The Life and Times of America’s Banana King
Every Good Endeavor
 

Jake NFC

Ten Pointer
Dope Sick: about the Oxycontin epidemic and the Shackler family who owns Perdue Pharma (non-fiction)
One Second After: about how an EMP effects the town of Black Mtn, NC (ficton)
anything by Vince Flynn....
 

richard corn

Eight Pointer
Dope Sick: about the Oxycontin epidemic and the Shackler family who owns Perdue Pharma (non-fiction)
One Second After: about how an EMP effects the town of Black Mtn, NC (ficton)
anything by Vince Flynn....
Hey Jake.. I'm a reader of Vince Flynn too. Unfortunate he died so young. Fellow ( I think first name Kyle ) picked up torch and tried to carry on. Mitch Rapp getting older and the novels aren't quite the same.
 

billyearl

Six Pointer
Contributor
I read a lot. 2-3 books a week on average.

I’ve exhausted my personal library. I have a kindle to download things or I can go to the local library and check out a “real” book.

I’ll read just about anything besides those stupid romance novels. Prefer sci-fi, mystery/thriller, outdoors and historical non-fiction (war, bios, religion etc)

So hit me up. Tell me the last 3 books you read.

Mine are
Portrait of the Artist as a young man
The lost gospel of Judas iscariot
My side of the mountain (throwback to my childhood)
Books by WEB Griffin and his son William E Butterworth, IV will keep you reading happily for a good while ...
 

Hunterreed

Ten Pointer
One mans wilderness by Sam Keith
Education of a wandering man by Louis
L' Amour
Into the wild by Jon Krakaur
Any book about north American game by
Theodore Roosevelt
 

TheCloudX

Eight Pointer
Contributor
MA in History here. I've enjoyed lately:

A Kingdom Strange: The Brief and Tragic History of the Lost Colony of Roanoke by James Horn. Well wrote and an easy read.

The trilogy of books on Roosevelt by Edmund Morris. Morris does a good job for pacing and getting in depth on TR.

There's a few others on TR that I've read lately that I enjoyed, but Morris is my favorite of the bunch.

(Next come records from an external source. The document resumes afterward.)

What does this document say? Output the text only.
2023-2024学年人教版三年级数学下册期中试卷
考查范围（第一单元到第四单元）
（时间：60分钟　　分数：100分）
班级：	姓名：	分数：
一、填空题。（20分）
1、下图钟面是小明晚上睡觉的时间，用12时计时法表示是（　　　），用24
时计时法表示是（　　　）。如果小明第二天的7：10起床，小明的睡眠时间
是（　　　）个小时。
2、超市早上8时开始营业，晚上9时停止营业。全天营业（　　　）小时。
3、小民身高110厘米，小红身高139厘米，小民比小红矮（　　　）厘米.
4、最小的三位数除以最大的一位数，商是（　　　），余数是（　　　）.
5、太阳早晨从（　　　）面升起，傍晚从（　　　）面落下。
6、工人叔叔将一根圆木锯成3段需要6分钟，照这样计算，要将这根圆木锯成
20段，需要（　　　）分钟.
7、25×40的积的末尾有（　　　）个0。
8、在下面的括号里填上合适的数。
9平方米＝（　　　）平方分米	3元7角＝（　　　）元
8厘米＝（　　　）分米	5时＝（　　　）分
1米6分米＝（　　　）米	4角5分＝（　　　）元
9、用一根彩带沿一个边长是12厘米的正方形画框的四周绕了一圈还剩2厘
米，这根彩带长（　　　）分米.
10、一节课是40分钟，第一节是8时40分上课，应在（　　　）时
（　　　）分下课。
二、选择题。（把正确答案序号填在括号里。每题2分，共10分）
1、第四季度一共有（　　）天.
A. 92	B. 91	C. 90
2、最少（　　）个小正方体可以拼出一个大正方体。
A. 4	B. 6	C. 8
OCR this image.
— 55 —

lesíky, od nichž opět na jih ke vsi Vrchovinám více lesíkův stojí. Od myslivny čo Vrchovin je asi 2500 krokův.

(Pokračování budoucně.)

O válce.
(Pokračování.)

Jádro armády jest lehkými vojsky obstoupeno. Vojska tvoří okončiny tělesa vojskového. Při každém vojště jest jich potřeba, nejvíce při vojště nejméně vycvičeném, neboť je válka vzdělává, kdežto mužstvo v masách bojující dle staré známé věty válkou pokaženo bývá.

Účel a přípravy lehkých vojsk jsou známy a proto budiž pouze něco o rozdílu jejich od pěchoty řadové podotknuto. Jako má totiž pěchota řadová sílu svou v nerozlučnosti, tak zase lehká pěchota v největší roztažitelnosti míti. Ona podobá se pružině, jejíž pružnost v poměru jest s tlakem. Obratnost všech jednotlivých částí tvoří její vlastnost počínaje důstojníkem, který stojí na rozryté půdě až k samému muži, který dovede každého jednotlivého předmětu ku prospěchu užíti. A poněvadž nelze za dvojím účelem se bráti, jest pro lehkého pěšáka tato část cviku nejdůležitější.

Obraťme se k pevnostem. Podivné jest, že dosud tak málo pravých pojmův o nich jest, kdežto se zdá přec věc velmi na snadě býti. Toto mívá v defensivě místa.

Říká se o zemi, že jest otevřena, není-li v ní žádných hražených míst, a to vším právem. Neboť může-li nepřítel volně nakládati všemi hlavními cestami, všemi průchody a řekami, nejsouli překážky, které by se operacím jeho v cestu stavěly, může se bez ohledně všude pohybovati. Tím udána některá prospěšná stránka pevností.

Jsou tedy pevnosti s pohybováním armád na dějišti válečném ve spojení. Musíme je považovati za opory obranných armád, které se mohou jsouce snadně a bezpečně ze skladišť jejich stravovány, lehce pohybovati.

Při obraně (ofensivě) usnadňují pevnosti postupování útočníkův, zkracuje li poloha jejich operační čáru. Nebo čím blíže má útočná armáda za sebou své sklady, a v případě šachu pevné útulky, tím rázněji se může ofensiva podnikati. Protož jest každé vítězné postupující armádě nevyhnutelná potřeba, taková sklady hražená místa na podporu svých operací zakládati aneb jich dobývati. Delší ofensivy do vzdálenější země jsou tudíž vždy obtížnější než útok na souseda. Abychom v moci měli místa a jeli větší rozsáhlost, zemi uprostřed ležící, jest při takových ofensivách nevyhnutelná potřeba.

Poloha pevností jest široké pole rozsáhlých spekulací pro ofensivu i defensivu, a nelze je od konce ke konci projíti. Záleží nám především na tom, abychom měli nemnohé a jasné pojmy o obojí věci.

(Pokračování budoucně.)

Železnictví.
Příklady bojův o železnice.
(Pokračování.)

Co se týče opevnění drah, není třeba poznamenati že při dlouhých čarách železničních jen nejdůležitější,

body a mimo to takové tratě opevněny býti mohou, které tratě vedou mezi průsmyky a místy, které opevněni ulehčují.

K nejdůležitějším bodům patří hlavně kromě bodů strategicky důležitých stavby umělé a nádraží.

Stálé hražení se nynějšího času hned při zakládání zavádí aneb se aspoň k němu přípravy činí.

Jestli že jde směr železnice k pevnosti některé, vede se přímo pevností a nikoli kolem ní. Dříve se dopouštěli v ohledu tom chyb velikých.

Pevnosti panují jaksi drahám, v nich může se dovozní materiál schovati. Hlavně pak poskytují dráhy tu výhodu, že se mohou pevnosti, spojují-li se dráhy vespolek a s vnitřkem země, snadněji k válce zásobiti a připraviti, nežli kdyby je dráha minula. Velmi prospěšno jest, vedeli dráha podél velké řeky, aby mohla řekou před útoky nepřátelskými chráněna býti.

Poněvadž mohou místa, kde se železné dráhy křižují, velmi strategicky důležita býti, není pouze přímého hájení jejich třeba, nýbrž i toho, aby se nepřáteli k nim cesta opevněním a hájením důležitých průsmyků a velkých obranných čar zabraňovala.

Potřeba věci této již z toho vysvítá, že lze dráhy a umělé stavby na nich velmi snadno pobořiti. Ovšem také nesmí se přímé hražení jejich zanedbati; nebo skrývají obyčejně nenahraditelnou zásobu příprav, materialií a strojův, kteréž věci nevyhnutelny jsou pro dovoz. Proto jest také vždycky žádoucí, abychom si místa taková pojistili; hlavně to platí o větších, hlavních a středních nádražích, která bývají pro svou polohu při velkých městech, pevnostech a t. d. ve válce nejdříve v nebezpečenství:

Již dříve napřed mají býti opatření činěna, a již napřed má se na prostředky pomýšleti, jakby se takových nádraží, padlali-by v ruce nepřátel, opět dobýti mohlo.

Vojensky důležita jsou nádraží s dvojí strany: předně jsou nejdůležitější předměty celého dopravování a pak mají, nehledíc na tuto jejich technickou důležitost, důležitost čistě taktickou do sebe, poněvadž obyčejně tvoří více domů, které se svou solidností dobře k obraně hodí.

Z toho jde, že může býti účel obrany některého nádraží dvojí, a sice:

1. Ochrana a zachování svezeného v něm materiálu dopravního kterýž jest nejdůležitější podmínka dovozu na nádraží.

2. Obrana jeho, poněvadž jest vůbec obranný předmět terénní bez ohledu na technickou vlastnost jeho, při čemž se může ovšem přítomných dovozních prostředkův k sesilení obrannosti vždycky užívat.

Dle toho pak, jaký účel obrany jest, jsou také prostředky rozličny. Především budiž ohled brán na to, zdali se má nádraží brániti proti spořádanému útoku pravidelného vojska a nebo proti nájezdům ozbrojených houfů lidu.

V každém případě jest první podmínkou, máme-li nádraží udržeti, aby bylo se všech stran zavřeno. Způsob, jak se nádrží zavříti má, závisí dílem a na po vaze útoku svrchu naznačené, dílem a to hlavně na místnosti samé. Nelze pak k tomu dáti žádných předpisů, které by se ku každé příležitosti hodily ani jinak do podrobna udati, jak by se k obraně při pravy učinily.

Daughters of the Declaration: How Women Social Entrepreneurs Built the American Dream by Claire Gaudiani. A good book on the founding mothers and their contributions to Americanism in the early days. Gaudiani's writing is ok. She's definitely a historian, but still fairly an easy read over all.

None history and a comical read is Tim Allen's biography, Don't Stand to Close to a Naked Man. If you like Allen's humor, you'll enjoy it. If not, probably not one you'll enjoy.

Lastly, Catch of the Day by Jimmy Houston. Houston is my favorite angler and I enjoy reading his Catch of the day as a daily devotional. He has a YouTube channel where he reads from it daily and has a quick devotional message.